Welch: I’ve heard that, at some point, the industry should expect to see 70 to 75 percent discounts on biosimilars. Do you believe this day will come, and do you have any concerns about this large of a discount?

Engert: I don’t believe the notion of 70 to 75 percent discounts is altogether disruptive or catastrophic — especially because you used the phrase ‘at some point.’ This doesn’t translate to this year or next year. I absolutely agree discounts this large could happen in the U.S.; it’s just a question of when. Frankly, I expect some products will have discounts that are even steeper than 70 or 75 percent. This will all depend on the product, the level of adoption, the number of players, as well as the channel through which the product is actually being provided.

Welch: Do you expect the market will actually be sustainable with these discounts?

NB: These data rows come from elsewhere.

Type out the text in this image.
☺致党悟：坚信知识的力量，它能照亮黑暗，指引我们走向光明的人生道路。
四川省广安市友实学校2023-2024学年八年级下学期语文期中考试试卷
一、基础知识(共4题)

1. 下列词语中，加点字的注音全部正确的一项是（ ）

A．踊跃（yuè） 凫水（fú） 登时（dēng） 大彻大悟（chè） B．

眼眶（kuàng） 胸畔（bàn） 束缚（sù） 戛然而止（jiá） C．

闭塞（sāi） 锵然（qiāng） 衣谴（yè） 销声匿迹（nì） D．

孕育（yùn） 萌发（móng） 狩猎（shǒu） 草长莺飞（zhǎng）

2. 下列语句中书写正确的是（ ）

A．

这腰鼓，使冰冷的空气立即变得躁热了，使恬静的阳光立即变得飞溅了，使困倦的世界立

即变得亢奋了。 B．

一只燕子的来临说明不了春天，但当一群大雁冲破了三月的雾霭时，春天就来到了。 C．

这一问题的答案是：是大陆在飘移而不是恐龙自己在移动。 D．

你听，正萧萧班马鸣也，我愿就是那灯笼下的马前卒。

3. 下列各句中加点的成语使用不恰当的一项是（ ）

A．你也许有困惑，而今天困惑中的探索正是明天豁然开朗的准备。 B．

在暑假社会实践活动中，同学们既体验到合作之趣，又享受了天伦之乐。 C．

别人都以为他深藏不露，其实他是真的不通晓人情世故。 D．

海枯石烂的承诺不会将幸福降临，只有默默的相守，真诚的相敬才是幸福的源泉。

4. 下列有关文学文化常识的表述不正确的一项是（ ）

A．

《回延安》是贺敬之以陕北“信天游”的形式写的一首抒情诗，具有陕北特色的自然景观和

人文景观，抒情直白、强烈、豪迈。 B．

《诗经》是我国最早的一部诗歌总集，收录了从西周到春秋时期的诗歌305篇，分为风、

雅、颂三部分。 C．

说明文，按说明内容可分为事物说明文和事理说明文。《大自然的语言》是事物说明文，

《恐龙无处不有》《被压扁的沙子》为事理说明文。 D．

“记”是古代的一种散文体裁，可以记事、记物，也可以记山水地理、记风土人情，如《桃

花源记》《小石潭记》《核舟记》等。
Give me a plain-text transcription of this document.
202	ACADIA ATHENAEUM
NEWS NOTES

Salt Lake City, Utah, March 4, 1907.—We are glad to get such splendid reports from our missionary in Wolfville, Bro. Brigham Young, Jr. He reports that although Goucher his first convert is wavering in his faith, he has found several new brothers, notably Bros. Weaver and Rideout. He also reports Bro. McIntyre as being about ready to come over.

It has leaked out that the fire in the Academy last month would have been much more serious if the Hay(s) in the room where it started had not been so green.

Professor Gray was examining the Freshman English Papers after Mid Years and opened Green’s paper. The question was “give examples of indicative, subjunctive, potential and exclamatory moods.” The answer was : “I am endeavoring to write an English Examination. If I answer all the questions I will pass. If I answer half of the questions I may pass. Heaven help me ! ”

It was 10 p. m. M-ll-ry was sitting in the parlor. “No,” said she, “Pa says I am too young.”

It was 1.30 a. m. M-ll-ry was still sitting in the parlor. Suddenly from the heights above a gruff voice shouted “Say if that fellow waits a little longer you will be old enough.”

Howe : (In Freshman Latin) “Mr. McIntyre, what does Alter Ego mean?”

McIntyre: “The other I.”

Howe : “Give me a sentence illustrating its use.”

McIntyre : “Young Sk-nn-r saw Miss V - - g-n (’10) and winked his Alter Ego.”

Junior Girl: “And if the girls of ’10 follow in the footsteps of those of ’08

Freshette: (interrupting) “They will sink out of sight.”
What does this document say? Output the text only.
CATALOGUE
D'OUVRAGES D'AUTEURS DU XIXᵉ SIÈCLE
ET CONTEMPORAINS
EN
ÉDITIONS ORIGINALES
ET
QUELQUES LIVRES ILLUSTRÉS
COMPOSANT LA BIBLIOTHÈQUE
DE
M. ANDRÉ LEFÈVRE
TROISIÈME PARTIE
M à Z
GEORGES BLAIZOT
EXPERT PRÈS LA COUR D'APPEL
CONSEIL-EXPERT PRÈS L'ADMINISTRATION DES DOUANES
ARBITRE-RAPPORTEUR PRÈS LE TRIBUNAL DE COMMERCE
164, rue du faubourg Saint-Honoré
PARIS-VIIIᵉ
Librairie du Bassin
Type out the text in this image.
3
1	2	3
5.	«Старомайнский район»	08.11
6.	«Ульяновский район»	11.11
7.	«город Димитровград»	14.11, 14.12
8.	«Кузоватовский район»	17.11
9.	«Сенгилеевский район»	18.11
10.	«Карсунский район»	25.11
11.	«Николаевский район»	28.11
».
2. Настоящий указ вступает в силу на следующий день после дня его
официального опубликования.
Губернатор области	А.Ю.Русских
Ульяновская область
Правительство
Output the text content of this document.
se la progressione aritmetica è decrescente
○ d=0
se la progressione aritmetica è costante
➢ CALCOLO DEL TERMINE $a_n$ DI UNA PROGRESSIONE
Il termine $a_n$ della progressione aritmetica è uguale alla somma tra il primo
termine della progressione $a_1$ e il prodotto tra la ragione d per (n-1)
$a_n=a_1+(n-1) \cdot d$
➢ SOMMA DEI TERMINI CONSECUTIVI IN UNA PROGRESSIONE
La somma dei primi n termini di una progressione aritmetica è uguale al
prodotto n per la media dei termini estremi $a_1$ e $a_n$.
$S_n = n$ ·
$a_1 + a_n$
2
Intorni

Engert: Say, for a moment, that we’re ten years into the biosimilar market. We understand that, given the complexity of the molecule, the key to solving and answering whether a molecule is a biosimilar is driven by the analytical methods that we used initially in characterizing the molecule. Once you’ve mastered the analytical methods to demonstrate true similarity, you don’t even have to do Phase 3 clinical trials against the same indications that the originator product did, hypothetically speaking. As such, you’ve just wiped anywhere from $40 million to $100 million off of the development costs, depending on the complexity of the product and the clinical trial design.

I’d also say that, if adoption rates are high enough, a company won’t have to turn to its specialty medicines group and build up its salesforce to create hype about biosimilars. Instead, biosimilars are likely being substituted, and a company will be relying on a handful of people who manage the relationships with payers, group purchasing organizations (GPOs), wholesalers, and retail chains. Your sales and marketing costs decrease substantially.

Welch: What is your biggest concern right now about the market?

Engert: Imagine a biosimilar company today. It can’t demonstrate totality of the evidence based solely on characterization and analytical methods. They have to go through the Phase 3 clinical trials. If that product happens to be entering the market just when there’s a flood of competition and biosimilars have been accepted based on characterization and analytical methods, suddenly a company is facing the 80 percent price compression on a product where they had to spend greater resources on development, sales, and marketing. It’s that middle space that makes me nervous. The pure specialty-play and the pure generic worlds don’t make me nervous. What concerns me is if you’re spending all the money as if the biosimilar is a specialty play and then suddenly the market flips generic on you. Once the market flips to generic, a company will be fine if it can set itself up for that. But there are some products and companies that could, unfortunately, get caught in between.